I've a HTTP server written in Python that accepts a large binary file (>50MB) and performs some file related computation (decryption, decompression ...) on the file. I want to get a good estimate of the the amount of time it takes to execute these operations. My python server is running on a multi CPU and multi core server on Ubuntu 11.10.
Currently I'm just doing a time diff of (date.now()
to get the execution times for various operations. I know there are couple of Python modules that provide profiling capabilities. However, my understanding is they are limited to small code snippets only.
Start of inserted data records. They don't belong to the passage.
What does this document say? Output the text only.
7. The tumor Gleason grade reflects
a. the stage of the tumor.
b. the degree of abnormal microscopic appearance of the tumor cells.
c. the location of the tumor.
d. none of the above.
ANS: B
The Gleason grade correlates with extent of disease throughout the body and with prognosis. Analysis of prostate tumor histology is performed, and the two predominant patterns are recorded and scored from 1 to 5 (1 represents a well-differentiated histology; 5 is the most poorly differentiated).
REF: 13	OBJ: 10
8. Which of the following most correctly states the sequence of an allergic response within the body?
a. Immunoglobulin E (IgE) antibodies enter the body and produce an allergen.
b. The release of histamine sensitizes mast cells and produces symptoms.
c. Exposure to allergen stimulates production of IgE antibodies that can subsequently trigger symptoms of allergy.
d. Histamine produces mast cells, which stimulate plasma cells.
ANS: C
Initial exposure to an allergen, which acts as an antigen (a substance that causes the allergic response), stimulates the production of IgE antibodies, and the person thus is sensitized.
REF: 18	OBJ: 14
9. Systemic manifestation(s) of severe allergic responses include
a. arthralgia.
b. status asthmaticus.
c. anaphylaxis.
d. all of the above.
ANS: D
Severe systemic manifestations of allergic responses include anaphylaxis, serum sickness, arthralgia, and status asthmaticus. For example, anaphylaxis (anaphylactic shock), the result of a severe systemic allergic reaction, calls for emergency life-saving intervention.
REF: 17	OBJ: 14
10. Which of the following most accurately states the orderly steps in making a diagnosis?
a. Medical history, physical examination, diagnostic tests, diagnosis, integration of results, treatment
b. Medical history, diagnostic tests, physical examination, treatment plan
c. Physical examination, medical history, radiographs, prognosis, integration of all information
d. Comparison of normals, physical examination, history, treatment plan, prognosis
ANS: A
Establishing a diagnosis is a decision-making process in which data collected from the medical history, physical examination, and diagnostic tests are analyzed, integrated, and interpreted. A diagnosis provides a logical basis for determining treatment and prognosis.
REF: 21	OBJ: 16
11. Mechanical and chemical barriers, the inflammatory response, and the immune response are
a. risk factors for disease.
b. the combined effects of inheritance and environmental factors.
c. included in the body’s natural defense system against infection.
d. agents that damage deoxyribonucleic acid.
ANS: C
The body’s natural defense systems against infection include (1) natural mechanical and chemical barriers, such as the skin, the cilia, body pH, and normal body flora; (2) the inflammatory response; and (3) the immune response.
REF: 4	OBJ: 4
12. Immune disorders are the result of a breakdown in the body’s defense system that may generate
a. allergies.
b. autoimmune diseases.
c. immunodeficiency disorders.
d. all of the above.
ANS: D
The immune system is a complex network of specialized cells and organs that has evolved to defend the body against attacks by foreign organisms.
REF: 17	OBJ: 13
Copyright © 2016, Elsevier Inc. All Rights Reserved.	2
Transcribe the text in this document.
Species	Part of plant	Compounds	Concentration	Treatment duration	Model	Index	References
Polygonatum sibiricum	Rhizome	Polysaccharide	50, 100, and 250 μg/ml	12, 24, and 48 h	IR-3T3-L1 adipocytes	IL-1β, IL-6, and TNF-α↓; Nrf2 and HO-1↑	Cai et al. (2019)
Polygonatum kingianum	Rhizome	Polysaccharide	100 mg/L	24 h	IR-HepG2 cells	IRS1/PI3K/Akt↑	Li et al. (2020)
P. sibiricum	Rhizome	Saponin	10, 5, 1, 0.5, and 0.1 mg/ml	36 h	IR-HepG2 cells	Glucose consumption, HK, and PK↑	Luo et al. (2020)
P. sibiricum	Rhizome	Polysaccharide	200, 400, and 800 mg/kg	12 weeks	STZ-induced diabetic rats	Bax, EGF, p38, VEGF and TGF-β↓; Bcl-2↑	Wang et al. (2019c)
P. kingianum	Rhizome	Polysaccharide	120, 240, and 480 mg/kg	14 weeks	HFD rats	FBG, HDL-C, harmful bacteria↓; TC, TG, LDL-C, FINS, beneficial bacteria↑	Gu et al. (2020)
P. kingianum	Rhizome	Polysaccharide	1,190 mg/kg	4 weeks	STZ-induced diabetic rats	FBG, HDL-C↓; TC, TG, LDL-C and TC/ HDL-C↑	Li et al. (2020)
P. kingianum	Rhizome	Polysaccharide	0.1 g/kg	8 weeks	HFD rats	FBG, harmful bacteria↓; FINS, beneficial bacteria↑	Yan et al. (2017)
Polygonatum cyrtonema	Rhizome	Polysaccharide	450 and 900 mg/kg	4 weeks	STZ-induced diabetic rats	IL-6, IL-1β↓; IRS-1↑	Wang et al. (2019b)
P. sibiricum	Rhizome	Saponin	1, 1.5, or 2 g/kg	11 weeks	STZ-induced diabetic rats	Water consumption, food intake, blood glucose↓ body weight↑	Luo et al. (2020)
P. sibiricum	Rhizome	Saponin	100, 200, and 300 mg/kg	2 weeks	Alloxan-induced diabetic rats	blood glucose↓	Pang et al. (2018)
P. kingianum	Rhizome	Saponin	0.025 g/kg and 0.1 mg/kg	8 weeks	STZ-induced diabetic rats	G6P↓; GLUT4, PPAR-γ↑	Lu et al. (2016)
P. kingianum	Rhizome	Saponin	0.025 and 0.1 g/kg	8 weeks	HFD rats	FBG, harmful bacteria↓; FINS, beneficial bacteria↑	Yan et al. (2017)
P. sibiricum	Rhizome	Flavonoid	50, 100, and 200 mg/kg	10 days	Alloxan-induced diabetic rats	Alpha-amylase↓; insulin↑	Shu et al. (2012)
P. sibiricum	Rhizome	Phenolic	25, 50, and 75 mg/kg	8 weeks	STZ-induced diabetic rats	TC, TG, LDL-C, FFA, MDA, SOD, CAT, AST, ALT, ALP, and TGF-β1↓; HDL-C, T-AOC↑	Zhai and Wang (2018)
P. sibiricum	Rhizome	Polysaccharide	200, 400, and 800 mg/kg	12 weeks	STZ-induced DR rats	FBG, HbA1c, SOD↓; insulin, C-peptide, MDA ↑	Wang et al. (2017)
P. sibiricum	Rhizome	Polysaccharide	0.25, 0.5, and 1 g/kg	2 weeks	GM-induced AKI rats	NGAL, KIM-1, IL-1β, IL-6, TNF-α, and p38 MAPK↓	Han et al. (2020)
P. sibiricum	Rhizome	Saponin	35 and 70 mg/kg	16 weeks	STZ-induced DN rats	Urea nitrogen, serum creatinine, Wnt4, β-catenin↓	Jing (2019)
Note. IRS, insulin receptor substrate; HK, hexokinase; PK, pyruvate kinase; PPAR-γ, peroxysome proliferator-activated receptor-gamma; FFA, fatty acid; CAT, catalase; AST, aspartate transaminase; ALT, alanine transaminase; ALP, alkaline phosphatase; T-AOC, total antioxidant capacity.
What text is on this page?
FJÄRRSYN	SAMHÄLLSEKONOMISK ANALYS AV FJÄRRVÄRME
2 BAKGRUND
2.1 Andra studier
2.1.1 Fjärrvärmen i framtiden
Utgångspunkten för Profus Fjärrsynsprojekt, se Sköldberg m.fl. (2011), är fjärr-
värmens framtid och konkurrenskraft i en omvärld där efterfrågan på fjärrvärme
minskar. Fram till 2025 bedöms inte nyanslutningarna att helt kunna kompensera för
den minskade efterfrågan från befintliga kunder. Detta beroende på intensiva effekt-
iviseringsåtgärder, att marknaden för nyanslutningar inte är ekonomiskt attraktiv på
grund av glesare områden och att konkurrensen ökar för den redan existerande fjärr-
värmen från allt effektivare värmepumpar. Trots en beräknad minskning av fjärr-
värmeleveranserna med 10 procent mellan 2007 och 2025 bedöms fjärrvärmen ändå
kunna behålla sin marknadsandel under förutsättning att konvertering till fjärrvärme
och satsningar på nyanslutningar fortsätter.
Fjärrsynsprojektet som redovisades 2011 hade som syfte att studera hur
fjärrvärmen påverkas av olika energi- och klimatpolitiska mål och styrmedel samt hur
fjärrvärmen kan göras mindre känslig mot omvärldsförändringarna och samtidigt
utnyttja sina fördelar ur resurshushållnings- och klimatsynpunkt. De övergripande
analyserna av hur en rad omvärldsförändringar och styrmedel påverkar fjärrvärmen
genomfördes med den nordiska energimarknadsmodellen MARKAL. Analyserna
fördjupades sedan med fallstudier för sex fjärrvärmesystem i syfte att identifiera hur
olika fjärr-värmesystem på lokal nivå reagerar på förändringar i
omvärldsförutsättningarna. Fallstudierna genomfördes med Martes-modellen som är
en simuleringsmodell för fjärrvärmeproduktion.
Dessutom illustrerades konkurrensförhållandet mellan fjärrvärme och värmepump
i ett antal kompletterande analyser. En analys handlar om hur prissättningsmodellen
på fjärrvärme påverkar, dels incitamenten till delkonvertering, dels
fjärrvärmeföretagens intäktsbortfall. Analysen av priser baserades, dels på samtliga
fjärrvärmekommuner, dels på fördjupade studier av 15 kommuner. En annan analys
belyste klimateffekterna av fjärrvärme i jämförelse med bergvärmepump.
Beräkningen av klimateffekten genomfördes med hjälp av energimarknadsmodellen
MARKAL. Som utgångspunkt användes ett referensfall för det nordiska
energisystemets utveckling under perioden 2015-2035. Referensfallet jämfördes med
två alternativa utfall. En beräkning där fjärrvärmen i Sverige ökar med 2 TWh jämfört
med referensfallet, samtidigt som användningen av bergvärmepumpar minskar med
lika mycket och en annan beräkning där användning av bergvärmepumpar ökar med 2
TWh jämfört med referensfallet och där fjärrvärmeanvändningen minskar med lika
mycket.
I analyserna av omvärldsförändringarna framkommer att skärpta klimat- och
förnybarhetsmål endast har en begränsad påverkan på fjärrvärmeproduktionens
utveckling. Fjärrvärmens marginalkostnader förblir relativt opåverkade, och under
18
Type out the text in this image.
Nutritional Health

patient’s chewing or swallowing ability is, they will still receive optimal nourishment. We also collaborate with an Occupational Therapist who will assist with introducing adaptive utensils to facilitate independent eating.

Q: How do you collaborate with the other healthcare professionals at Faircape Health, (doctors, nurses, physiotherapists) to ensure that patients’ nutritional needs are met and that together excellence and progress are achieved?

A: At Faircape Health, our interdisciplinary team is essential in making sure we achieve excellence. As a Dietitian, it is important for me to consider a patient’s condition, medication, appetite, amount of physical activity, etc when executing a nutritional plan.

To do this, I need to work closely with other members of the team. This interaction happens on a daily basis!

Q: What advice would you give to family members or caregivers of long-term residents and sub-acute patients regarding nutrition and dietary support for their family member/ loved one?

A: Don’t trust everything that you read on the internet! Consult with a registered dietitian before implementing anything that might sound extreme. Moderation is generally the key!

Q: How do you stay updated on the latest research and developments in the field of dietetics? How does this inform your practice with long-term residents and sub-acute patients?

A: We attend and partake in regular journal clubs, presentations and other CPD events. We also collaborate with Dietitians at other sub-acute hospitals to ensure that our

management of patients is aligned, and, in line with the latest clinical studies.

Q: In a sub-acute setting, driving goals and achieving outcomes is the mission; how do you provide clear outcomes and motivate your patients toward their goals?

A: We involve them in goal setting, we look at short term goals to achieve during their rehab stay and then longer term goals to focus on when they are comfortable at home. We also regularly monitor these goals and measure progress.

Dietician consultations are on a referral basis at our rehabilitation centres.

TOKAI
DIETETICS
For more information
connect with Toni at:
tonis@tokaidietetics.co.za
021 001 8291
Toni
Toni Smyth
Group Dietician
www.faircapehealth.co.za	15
What are my other options ?
Thanks.
I'd say that cProfile is pretty solid, and definitely an improvement on using something like date.now(). Here is what cProfile produces for a comparison of a useless and slightly less useless fibonacci generator.
$ python -m cProfile script.py
4113777 function calls (1371305 primitive calls) in 1.337 seconds
Ordered by: standard name
ncalls tottime percall cumtime percall filename:lineno(function)
1 0.000 0.000 0.000 0.000 cProfile.py:5(<module>)
1 0.000 0.000 0.000 0.000 cProfile.py:66(Profile)
1 0.009 0.009 1.337 1.337 script.py:1(<module>)
2692508/30 1.069 0.000 1.268 0.042 script.py:3(fib)
74994/25000 0.058 0.000 0.058 0.000 script.py:9(fibber)
1346269 0.200 0.000 0.200 0.000 {max}
1 0.000 0.000 0.000 0.000 {method 'disable' of '_lsprof.Profiler' objects}
2 0.001 0.000 0.001 0.000 {range}
Here is the code I used:
import cProfile
def fib(num):
if num < 3:
return max(num, 1)
return fib(num - 1) + fib(num - 2)
fibdict = {0:1, 1:1, 2:2}
def fibber(num):
if num not in fibdict:
n = fibber(num - 1) + fibber(num - 2)
fibdict[num] = n
return fibdict[num]
a = [fib(i) for i in range(30)]
b = [fibber(i) for i in range(25000)]
cProfile pretty clearly tells me how slow fib is running, and gives me nice data on time per call / number of calls, as well as how much total time was spent in the method. Obviously this is trivial/toy code, but I regularly use cProfile to get a feel for where my code is spending the most time, and I have found it very effective for non-trivial code. I would imagine it would give you the data that you need.